5. Export the clips. Each one is a vertical, captioned video file ready to upload.

6. Upload to YouTube. Open YouTube Studio on your phone or desktop. Upload each clip. Add a title and a couple relevant hashtags. Publish or schedule.

Total time for 5 Shorts from a 60-minute video: About 30-45 minutes, most of it spent reviewing and selecting clips. Compare that to the 4-5 hours it would take doing everything manually in a traditional editor.

Mistakes I See All the Time

Black bars. Uploading a landscape video as a Short without cropping to vertical. The video plays in a tiny rectangle in the middle of the screen. Nobody watches these. Always crop to 9:16.

Clips that are too long. If your Short is 58 seconds and there’s 10 seconds of dead air in the middle, cut it. Shorter is almost always better. Respect people’s time and they’ll watch to the end.

No captions. People scroll YouTube Shorts in public, in bed, in meetings (we won’t judge). If your Short requires audio to understand, you’re losing most of your potential viewers. Always add captions.

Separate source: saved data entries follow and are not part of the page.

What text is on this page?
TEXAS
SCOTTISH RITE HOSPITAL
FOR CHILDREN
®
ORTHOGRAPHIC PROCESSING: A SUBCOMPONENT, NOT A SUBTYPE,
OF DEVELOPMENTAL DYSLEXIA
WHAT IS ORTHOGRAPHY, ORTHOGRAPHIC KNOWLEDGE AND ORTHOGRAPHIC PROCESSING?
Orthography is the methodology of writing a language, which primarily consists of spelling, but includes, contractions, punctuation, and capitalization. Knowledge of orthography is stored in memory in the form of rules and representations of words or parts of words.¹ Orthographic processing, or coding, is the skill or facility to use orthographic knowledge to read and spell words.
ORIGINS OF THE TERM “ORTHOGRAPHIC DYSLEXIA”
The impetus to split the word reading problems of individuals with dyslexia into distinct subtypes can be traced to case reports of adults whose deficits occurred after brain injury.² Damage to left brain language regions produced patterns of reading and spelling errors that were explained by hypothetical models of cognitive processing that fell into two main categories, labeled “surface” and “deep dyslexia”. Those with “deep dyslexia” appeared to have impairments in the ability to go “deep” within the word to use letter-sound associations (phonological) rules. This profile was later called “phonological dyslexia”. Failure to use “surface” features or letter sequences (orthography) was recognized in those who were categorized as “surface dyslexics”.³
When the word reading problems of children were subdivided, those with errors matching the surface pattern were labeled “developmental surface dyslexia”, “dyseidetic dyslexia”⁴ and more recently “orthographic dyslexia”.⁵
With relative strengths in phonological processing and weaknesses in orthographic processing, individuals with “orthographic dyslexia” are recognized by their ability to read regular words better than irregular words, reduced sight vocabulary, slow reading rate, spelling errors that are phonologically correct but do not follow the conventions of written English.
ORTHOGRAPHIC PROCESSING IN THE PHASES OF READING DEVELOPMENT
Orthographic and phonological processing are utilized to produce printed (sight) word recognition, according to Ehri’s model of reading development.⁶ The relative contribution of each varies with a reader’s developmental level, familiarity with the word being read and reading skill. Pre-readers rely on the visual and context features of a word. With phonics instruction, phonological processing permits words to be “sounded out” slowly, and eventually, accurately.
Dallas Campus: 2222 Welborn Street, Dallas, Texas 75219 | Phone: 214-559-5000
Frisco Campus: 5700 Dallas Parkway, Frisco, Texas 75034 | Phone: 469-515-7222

Ignoring the hook. The thumbnail and first frame of a Short is what people see while deciding whether to watch. If the first frame is a blank slide or the back of someone’s head, viewers will scroll past. Start with something visually interesting or textually compelling.

Posting once and giving up. Your first Short probably won’t blow up. Neither will your second. YouTube’s algorithm tests Shorts with small audiences and scales distribution based on engagement. It takes 10-20 Shorts before the algorithm has enough data to understand who to show your content to. Consistency matters more than perfection.

The Bottom Line

You don’t need to learn video editing to make YouTube Shorts. The tools — from YouTube’s own editor to AI-powered clippers — handle the technical parts. Your job is to have a long video with good content in it (which you already do) and to pick the moments worth sharing (which AI can help with).

Start with one video. Pull 3 Shorts from it. Publish them this week. See what happens. The bar for getting started is genuinely low — the only thing stopping most people is the assumption that it’s harder than it actually is.